Question

I have a backend application, the application doesn't have any user interface. The actions are triggered by incoming data that the server listens for on UDP and TCP port.

We have Customer table, the table has 15 fields. each field represents some key details or pointers to other information. for example,

CUSTOMER_TABLE {
 ID,
 NAME,
 DEFAULT_ADDRESS_ID,
 EMAIL_ADDRESS,
 LAST_LOGIN,
 VERSION   <--- trying to introduce
}

Except for ID, each of these fields can be updated by different processes at a time. I'm having issues when two concurrent process overriding each other's value.
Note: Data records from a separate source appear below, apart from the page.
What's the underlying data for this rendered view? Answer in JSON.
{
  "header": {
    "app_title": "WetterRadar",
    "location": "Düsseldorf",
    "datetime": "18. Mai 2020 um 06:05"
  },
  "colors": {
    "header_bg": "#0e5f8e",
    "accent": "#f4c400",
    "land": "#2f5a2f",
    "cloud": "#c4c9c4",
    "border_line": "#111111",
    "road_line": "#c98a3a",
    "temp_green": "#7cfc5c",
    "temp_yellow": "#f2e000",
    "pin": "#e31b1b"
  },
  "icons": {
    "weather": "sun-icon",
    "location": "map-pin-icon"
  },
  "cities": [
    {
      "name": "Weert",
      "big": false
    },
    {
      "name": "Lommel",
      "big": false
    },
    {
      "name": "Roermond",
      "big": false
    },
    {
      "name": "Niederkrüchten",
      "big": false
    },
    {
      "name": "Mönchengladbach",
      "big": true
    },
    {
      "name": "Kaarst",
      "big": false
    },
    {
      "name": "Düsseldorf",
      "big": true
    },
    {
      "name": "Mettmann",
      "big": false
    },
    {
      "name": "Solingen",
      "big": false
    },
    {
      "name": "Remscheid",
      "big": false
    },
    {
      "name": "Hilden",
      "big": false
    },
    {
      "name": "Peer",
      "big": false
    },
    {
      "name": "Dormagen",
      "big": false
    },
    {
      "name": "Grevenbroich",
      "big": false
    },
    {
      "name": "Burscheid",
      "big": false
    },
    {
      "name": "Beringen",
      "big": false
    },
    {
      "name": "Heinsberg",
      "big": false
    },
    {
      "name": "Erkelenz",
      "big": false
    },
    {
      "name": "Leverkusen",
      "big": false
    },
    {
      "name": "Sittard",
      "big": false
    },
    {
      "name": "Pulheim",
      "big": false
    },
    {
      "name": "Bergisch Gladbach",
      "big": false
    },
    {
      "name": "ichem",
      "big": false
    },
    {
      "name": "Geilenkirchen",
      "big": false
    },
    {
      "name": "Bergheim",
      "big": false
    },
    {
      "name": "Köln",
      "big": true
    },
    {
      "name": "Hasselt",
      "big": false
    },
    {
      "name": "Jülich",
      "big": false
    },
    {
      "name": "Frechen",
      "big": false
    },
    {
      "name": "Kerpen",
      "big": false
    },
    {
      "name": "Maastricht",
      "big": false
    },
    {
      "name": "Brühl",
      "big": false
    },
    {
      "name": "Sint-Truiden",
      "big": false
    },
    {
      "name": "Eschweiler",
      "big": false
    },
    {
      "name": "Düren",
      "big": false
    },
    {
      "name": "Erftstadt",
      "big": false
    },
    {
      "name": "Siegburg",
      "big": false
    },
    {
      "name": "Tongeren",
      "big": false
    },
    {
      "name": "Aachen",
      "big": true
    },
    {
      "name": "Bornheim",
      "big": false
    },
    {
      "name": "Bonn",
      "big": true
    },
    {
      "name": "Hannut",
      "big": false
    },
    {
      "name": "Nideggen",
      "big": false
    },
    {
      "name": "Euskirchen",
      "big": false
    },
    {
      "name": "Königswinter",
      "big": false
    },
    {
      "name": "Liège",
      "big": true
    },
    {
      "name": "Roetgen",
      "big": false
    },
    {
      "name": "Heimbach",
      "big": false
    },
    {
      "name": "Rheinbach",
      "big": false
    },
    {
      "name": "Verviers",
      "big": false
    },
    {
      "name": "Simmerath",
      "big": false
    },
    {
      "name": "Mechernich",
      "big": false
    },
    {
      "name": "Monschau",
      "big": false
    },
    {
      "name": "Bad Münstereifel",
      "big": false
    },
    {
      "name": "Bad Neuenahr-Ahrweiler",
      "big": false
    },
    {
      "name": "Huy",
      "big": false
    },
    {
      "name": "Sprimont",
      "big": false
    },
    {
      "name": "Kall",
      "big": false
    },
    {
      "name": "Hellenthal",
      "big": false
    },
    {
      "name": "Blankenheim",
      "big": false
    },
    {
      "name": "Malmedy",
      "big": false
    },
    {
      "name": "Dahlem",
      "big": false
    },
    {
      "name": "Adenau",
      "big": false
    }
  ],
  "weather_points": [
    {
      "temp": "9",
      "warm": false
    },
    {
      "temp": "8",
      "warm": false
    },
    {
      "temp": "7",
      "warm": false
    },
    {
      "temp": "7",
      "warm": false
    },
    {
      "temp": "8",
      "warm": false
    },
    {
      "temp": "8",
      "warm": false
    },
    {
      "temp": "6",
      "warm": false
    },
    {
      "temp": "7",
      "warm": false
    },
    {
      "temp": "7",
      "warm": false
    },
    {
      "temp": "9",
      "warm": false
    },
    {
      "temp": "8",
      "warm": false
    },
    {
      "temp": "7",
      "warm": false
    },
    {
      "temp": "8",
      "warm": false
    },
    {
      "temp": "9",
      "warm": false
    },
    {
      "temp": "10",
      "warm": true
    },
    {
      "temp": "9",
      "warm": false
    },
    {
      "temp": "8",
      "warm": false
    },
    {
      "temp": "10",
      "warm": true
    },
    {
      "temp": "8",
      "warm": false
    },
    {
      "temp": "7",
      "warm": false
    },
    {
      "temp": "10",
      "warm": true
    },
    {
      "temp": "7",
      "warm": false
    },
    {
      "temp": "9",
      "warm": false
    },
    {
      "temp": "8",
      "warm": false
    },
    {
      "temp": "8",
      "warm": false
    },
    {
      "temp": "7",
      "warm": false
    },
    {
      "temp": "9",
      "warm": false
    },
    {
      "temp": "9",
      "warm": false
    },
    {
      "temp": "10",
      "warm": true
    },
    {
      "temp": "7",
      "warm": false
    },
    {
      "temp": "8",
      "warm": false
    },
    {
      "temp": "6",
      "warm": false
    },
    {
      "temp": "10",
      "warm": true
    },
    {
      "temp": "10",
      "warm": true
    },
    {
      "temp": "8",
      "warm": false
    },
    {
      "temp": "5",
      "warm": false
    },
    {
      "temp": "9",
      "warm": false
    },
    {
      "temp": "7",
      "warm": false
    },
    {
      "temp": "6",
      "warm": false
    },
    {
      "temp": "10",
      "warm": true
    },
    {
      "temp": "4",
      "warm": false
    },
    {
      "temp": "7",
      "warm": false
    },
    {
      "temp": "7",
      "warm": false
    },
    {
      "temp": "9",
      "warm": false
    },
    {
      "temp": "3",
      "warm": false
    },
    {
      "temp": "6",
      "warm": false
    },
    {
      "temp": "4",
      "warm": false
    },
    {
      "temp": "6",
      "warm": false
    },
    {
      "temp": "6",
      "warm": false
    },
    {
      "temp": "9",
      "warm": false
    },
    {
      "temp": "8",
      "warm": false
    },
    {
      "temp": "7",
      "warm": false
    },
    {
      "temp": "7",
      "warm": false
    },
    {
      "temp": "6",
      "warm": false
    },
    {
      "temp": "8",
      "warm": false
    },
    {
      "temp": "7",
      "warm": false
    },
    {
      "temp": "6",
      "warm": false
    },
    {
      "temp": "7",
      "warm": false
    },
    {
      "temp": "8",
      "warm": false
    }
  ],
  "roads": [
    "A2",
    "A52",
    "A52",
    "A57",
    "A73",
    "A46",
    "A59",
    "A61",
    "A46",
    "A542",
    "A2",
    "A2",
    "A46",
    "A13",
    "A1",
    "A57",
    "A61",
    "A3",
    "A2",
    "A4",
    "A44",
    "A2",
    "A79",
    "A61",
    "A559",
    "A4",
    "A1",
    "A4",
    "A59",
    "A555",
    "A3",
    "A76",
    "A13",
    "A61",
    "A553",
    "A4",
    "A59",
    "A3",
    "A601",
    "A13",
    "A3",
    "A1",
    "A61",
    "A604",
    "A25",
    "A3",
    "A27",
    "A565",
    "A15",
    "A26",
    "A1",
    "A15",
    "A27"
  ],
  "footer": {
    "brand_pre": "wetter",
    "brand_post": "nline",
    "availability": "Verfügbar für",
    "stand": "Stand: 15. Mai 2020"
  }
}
So, I introduced VERSION - the hibernate generated version field.

Now suppose Server1 at time T1 picks up Customer modelwith version#400 Server2 at time T1 picks up Customer model with version#400

Server1 changes the EMAIL_ADDRESS and updates the CUSTOMER (at T2), hence the new version number is 401 (hibernate generated).

Server2 changes NAME and attempts to update the CUSTOMER at T3 , since the version number is older than the one in DB, the transaction will fail.

Since the application is a non-user interface app, we can't really ask user to authorize the change... we have to handle it gracefully so that the changes goes through.

What all options do I have to handle this kind of situation ?

The app has following structures

Listening Port Handler -> Service Wrapped in Transaction -> DAO -> DB

and for the next one - here is a disclaimer - I know this is a bad design...but unfortunately, the app has evolved from a non-transactional app to transactional one in a very unplanned way...and I don't have much of control on deciding "when" to fix overall design. Now the structure....

Listening Port Handler -> Service invoked to get the model(ModelX) -> DAO -> DB (yes you are right, the model goes out of transaction boundary ... :-( )
                       -> Invoke different independent operations, each operation wrapped in txn -> DAO -> DB
                       -> Modify Model (ModelX)
                       -> Update model(ModelX) as a separate transaction -> DAO -> DB

I will have trouble in the second one, I can't refresh my model, b'cos if I do so I will lose all that was changed on Model or I will have to repeat all the steps again which can result in other successful operations fired twice (at least)

My question is - is there anyway that

  1. hibernate can understand the attribute that was modified
  2. check version
  3. if version in hand is stale, get new version and apply changes on the new version
  4. save the object (instead of throwing an exception)
Was it helpful?

Solution

One of the options is to use dynamicInsert/dynamicUpdate features of Hibernate. You would have to get rid of the versioning though. Here is an extract from Hibernate documentation:

dynamic-update (optional - defaults to false): specifies that UPDATE SQL should be generated at runtime and can contain only those columns whose values have changed.

An example of this feature can be found here.